If the Labour leadership had any sense they would take that as a very significant signal and, instead of banging on about the demerits of the SNP, begin to seriously ask themselves why they have been replaced in the affections of the Scottish electorate. Ed Miliband would do well to remember the injunction of his admirable father Ralph in his masterpiece volume Parliamentary Socialism, that serious politics is not polite conversations between gentlepersons but civil war by other means. Miliband senior demonstrated irrefutably with chapter and verse the truth of the statement by the Tory leader Balfour after his overwhelming electoral defeat in 1906, that whichever party was in office the Tories would continue to rule the country, and that in the words of the Red Flag anthem,  ‘to cringe beneath the rich man’s frown’ has been indeed the default posture of the Labour Party throughout the century-plus of  its existence.

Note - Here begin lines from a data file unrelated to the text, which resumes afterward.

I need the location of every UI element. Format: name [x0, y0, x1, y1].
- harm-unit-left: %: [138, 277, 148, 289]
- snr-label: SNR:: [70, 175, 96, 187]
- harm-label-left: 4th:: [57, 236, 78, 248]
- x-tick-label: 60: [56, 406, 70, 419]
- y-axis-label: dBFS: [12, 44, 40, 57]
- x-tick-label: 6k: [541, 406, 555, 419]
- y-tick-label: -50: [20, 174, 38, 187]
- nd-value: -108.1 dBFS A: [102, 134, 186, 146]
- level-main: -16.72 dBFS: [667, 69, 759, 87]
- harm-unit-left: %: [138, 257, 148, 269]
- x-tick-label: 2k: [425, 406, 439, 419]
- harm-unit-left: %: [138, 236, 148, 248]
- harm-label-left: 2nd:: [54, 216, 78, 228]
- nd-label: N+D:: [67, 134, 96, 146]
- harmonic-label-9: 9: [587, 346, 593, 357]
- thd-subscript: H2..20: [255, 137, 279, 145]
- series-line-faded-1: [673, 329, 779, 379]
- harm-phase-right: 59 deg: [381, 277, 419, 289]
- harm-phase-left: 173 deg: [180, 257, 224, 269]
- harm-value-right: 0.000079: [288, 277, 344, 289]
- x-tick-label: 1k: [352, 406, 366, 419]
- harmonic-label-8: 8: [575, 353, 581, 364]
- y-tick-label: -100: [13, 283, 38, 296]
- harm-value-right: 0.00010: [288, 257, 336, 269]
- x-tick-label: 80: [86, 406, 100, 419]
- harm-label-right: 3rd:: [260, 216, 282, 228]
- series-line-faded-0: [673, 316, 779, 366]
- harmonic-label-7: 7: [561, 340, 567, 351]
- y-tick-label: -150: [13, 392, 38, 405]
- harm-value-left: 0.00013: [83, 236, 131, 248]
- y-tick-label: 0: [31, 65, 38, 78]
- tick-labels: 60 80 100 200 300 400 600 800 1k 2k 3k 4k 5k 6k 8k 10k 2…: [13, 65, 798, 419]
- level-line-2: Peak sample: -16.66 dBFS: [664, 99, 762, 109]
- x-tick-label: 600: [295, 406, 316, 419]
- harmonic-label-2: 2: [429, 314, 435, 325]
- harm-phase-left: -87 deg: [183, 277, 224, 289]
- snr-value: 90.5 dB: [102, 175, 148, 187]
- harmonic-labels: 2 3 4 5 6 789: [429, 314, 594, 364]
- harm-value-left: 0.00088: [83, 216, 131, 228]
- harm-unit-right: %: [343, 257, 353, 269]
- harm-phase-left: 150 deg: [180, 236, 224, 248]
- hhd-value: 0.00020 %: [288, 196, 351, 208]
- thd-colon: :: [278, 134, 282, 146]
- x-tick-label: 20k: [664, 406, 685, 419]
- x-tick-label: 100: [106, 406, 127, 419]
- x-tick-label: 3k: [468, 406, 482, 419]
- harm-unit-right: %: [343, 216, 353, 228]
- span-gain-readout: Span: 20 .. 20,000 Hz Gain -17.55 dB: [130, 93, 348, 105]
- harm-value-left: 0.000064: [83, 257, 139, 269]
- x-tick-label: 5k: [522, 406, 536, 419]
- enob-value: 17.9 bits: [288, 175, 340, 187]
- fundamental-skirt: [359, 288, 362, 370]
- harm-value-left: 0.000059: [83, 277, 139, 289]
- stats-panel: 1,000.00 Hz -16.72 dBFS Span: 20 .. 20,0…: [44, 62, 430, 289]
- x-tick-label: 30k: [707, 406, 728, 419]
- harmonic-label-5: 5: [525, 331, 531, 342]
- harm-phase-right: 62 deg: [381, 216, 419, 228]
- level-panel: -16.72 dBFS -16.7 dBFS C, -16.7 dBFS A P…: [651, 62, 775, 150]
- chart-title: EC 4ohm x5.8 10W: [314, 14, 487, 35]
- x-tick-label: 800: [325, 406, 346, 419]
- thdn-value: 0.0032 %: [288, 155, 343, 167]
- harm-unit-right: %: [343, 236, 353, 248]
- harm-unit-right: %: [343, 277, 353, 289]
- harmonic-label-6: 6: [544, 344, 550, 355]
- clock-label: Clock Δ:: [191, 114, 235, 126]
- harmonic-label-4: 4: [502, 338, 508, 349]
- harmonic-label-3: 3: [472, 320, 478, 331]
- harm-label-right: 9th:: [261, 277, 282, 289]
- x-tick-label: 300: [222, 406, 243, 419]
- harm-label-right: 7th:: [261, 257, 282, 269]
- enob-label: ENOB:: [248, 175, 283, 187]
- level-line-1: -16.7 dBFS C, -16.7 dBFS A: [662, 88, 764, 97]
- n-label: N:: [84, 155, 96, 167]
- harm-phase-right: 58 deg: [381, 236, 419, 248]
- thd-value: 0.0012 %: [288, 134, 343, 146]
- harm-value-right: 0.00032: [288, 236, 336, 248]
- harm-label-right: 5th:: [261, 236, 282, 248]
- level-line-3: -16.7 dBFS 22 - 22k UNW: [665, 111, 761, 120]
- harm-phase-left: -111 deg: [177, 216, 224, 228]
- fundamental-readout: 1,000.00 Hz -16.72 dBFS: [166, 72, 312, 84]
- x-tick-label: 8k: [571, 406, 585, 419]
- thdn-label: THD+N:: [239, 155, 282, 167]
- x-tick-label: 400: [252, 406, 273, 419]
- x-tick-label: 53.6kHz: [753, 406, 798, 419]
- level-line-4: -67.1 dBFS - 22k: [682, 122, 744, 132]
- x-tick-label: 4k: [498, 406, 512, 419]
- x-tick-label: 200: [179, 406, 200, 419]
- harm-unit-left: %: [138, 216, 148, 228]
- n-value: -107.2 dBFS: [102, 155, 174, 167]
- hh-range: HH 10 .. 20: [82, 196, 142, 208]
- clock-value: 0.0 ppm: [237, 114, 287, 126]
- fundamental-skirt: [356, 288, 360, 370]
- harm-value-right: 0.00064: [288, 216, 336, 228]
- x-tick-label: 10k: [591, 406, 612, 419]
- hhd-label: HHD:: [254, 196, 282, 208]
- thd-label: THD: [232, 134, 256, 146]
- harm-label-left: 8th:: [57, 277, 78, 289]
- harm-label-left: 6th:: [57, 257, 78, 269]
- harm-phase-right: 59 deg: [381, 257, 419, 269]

In present circumstances it’s not as though an imagined Labour government with, at best, a very narrow majority or in informal collaboration with the progressive nationalist parties and Greens could immediately set about implementing a Bennite agenda. As things stand, the socially conservative English culture would not accept it and the US would never tolerate it. Nevertheless, Miliband and his cabinet could consider the Scottish experience. In 1955 the Tories won an absolute majority of votes in Scotland. Look at them now: popular outlooks can be changed, for all the toxic tabloids can do. The Labour leaders could then work to reinvigorate their party on the ground as a campaigning organisation, take lessons from the SNP administration in Scotland and begin trying to copy it. Electorates seeing an honest and socially progressive government committed to the common good, can be persuaded to line up behind it.


Is there any possibility that this could happen? About as likely as Sunderland, where I live, winning the English Premiership in the next football season. The most probable outcome is that Labour will have to be replaced, most likely by the Green Party, though evidently that will be a very challenging undertaking.